Although guillotine cutters are not exactly rare in today’s market, the addition of the magnets in the Magpulse makes it almost totally unique. I say almost, because there is one other cutter that I know of that incorporates magnets into its design: the XIKAR Ensō. Although it does cost basically the same as the Magpulse—give or take $.04—it is quite a bit thicker, quite a bit heavier and does not have a trigger to open the blades.
SHOULD YOU BUY IT?
Screwpop is one of those companies that keeps pushing boundaries, and I have some respect for it in that regard. While the original Cigar Cutter and Chopo were not the best examples of how to make a cigar cutter, the Cigar Punch 2.0 proved that Screwpop could get it right.
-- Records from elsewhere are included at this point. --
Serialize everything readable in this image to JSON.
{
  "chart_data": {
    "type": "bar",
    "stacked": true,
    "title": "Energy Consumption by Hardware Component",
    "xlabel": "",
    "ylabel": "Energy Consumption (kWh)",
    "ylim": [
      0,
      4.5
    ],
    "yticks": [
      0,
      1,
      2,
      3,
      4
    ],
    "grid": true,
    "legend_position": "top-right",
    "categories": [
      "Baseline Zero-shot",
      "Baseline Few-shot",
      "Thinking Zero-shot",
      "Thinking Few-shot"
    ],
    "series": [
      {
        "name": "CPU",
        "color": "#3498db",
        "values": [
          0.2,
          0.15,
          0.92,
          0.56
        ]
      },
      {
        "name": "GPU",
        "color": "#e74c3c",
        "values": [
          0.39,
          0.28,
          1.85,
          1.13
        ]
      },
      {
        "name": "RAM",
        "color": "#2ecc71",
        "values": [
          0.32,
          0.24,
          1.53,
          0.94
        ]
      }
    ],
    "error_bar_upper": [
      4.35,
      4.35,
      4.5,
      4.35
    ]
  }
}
As a cutter for cigars, the Magpulse falls squarely in the center between those releases: it cuts cigars fairly well—as well as any guillotine cutter—but the addition of the magnets to the equation feels more like a gimmick rather than a necessary feature. The problem is that you end up paying quite a bit of extra money for that not-quite-a-gimmick-but-also-not-really-needed feature, something that is hard to justify in my mind when there are so many other cutters on the market that perform the exact same function for the same or even less money.